In 1991 Congress passed the Telephone Consumer Protection Act (“TCPA”) to protect customers from unsolicited telemarketing. It has since become an attractive avenue for consumer class action litigation. In the past, defendant-policyholders sought coverage under their Commercial General Liability (CGL) policies for costs incurred as a result of TCPA claims. When CGL policies began to include exclusions for TCPA claims, insureds began to seek coverage elsewhere, including under D&O policies. When presented with a TCPA claim, many D&O carriers have argued that coverage is precluded under the personal injury claim exclusion—particularly the “invasion of privacy” provision of the personal injury claim exclusion—found in the majority of private company D&O policies. While some courts have relied on this exclusion to bar coverage for TCPA claims, its application is questionable. Now the Ninth Circuit is about to weigh in.

In 2012, Los Angeles Laker fan David Emanuel sent a text message to a number posted on the scoreboard at the Staples Center during a game. He was responding to an invitation to attendees to text personal messages for the purpose of having them featured on the scoreboard. After sending his text, Mr. Emanuel received a promotional text back from the Los Angeles Lakers and incurred a charge from his phone company for the incoming text.

The Lakers’ response text message became the basis of a class action lawsuit brought by Mr. Emanuel on behalf of himself and others similarly situated. The lawsuit alleged that the Lakers violated the TCPA when the promotional response to Mr. Emanuel was sent. The California district court ultimately dismissed the case with prejudice, and the parties settled the case while an appeal was pending.

The Lakers turned to their insurer, Federal Insurance Co., for coverage related to the class action. Federal denied coverage and refused to defend the Lakers against the claims alleged in the lawsuit. Federal’s basis for denial was an exclusion for claims “based on, arising from, or in consequence of . . . invasion of privacy.”

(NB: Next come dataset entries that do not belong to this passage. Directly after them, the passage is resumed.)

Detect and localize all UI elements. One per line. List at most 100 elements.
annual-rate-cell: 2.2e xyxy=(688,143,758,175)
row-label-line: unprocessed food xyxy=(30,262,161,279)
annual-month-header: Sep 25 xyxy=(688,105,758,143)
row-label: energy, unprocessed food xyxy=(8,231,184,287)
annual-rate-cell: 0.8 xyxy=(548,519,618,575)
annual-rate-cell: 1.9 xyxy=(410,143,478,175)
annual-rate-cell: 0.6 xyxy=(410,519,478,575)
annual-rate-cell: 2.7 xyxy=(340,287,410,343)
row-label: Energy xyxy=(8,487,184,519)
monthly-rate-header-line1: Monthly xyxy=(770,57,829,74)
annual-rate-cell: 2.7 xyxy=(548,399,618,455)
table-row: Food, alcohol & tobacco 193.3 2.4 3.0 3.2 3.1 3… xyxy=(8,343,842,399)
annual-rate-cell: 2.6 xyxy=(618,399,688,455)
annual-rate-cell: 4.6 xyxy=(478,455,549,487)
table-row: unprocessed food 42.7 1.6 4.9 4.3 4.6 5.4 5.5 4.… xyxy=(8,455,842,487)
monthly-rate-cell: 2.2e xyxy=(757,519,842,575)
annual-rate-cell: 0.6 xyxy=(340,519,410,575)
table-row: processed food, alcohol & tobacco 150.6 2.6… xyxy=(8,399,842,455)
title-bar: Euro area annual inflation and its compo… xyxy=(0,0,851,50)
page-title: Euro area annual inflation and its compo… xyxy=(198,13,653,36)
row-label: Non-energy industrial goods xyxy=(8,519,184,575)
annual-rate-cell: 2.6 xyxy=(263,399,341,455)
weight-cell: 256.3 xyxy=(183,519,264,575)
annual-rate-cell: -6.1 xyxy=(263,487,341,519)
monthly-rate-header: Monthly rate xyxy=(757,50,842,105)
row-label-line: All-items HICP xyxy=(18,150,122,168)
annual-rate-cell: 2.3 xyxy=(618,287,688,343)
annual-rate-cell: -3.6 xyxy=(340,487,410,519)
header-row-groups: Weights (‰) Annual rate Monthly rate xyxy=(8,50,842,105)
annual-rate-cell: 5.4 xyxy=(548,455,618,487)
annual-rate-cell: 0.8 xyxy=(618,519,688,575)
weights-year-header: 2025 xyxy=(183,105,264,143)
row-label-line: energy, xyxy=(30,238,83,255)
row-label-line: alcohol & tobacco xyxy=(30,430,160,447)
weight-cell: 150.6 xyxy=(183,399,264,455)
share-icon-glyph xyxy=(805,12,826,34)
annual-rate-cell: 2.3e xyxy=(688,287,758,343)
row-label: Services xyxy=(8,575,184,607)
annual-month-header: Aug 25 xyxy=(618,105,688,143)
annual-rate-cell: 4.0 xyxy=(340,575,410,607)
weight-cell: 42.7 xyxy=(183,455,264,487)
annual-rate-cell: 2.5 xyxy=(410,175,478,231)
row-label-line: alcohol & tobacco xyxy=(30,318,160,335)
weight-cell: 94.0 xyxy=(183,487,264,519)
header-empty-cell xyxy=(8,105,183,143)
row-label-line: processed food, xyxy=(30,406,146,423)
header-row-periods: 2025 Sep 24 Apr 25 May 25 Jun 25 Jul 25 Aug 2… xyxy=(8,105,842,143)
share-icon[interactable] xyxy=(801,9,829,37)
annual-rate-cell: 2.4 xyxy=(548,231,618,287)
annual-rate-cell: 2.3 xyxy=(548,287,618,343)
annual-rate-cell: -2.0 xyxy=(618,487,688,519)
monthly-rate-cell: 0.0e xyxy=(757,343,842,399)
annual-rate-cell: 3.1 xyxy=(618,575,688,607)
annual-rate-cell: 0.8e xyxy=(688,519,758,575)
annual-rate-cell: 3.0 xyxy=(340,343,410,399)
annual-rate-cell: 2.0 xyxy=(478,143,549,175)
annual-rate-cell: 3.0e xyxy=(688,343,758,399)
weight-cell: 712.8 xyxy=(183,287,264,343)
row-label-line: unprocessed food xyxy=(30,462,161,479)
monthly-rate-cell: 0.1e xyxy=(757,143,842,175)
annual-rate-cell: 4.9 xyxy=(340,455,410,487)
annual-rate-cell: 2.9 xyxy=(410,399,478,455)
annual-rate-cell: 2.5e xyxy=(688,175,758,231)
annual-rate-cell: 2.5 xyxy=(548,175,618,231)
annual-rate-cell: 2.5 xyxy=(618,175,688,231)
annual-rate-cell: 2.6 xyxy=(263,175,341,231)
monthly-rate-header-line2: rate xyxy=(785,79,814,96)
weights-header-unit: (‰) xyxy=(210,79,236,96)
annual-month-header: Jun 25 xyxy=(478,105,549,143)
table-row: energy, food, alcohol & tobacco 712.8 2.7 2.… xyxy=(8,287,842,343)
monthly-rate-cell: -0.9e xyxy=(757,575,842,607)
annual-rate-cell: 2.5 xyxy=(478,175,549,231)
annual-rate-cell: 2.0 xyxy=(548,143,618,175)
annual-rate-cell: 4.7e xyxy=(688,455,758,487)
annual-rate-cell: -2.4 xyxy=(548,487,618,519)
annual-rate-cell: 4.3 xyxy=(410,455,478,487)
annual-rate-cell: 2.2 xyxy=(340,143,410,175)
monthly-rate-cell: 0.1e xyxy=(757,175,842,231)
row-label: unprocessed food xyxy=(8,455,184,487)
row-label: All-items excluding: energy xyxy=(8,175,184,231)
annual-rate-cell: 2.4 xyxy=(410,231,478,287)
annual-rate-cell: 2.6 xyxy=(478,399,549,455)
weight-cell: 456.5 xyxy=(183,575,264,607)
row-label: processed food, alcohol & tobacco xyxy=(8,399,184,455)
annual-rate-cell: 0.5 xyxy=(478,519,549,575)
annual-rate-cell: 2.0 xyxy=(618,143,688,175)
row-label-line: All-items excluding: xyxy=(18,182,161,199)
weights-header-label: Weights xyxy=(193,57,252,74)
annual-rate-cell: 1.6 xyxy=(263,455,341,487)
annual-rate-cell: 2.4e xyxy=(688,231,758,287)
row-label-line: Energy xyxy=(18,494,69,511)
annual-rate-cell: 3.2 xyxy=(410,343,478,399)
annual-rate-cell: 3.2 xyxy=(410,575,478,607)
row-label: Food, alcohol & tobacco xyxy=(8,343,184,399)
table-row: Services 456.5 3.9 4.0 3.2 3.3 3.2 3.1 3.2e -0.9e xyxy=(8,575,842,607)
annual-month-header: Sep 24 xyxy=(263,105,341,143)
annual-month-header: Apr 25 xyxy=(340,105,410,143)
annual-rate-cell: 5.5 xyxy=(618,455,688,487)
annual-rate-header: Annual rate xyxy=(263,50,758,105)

The Lakers then sued Federal, alleging that the insurer breached the contractual terms of the insurance policy by denying coverage and refusing to defend the team in the underlying lawsuit The action also alleged that Federal breached the implied covenant of good faith and fair dealing in numerous ways. Federal filed a motion to dismiss, which the district court granted with prejudice, finding that coverage was precluded by the “invasion of privacy” provision in the Lakers’ D&O policy.

The NBA team isn’t accepting defeat just yet—it filed an appeal with the Ninth Circuit on November 2, arguing that the district court accepted an “overly broad” interpretation of the exclusion, and even if the exclusion does apply, it doesn’t cover all of the TCPA claims brought by Mr. Emanuel. According to the Lakers, the complaint did not state a claim for invasion of privacy, and sought damages for economic and property damages, not personal injury. The Lakers are further arguing that their bad faith claim is sufficiently pled.

This is a game to watch. If the Ninth Circuit reverses the district court’s holding it could solidify insured’s claim to coverage for TCPA claims under D&O policies. If the Ninth Circuit affirms the District Court opinion, however, coverage under many D&O policies for TCPA claims may become more difficult than a half-court buzzer beater.